Rep. Ilhan Omar wrote President Biden on Thursday to request that he pardon Daniel Hale, an Air Force veteran serving a 45-month prison sentence for leaking secrets about the government’s drone program.
“I take extremely seriously the prohibition on leaking classified information, but I believe there are several aspects of Mr. Hale’s case that merit a full pardon,” wrote Ms. Omar, Minnesota Democrat.
Hale, a former drone operator in his mid-30s, pleaded guilty in March to one count of violating the U.S. Espionage Act for having illegally retained and shared classified national defense information.
In her letter, Ms. Omar, a member of the House Foreign Affairs Committee, said Hale’s disclosures revealed details about U.S. drone operations abroad but did not place any individual person in danger.
“The information, while politically embarrassing to some, has shone a vital light on the legal and moral problems of the drone program and informed the public debate on an issue that has for too many years remained in the shadows,” Ms. Omar wrote Mr. Biden.
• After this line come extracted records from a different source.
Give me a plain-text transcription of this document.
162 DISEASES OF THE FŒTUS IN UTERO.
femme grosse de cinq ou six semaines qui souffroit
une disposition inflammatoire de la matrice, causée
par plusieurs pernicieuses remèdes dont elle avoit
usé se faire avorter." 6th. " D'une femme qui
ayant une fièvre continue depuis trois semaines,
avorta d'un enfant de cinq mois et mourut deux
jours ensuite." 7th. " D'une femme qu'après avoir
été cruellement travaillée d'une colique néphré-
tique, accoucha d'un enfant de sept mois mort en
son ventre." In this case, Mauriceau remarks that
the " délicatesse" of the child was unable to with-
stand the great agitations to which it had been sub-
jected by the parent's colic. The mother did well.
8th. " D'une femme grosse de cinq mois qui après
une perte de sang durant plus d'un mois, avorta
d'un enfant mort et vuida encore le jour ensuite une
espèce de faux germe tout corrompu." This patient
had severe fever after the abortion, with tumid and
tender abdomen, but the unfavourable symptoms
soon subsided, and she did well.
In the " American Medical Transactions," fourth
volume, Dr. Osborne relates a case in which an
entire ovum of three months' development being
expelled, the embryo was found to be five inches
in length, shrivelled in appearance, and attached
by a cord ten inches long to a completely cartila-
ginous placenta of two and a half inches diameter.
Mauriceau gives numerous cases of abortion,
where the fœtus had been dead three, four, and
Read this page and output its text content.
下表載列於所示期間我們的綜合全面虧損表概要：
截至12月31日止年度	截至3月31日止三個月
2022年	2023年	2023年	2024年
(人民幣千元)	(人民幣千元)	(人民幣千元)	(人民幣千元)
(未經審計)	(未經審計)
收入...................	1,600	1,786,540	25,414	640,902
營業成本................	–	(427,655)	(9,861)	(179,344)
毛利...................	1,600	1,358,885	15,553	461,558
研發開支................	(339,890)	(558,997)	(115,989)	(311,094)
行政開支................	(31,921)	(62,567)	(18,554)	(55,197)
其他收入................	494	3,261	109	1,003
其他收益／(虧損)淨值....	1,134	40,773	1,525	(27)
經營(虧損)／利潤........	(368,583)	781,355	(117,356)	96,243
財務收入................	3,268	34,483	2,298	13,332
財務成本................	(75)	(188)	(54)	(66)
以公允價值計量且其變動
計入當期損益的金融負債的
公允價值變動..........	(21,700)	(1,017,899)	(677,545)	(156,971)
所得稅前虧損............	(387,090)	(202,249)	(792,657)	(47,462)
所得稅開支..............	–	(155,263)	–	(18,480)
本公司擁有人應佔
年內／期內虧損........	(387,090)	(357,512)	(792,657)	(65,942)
“The legal question of Mr. Hale’s guilt is settled, but the moral question remains open,” she added. “I strongly believe that a full pardon, or at least a commutation of his sentence, is warranted.”
The White House did not immediately respond to a message requesting comment.
Hale served in the Air Force during the Obama administration from 2009 to 2013 prior to working for a U.S. defense contractor that allowed him to access the classified material he ultimately leaked.
“I contacted an investigative reporter, with whom I had had an established prior relationship, and told him that I had something the American people needed to know,” Hale said in a recent letter from jail.
Public court records do not identify anyone on the receiving end of the leaks, but Hale is understood to have disclosed the documents to a journalist and editor for The Intercept, an online publication.
“These documents revealed the truth about the U.S. government’s secretive, murderous drone war, including that the killing of civilians was far more widespread than previously acknowledged,” Betsy Reed, The Intercept’s editor-in-chief, said previously. “The Intercept will not comment on our sources. But whoever brought the documents in question to light undoubtedly served a noble public purpose.”
Hale faced multiple counts of violating the World War I-era Espionage Act before pleading guilty to the single charge. He was sentenced last month to nearly four years in prison. Prosecutors sought nine.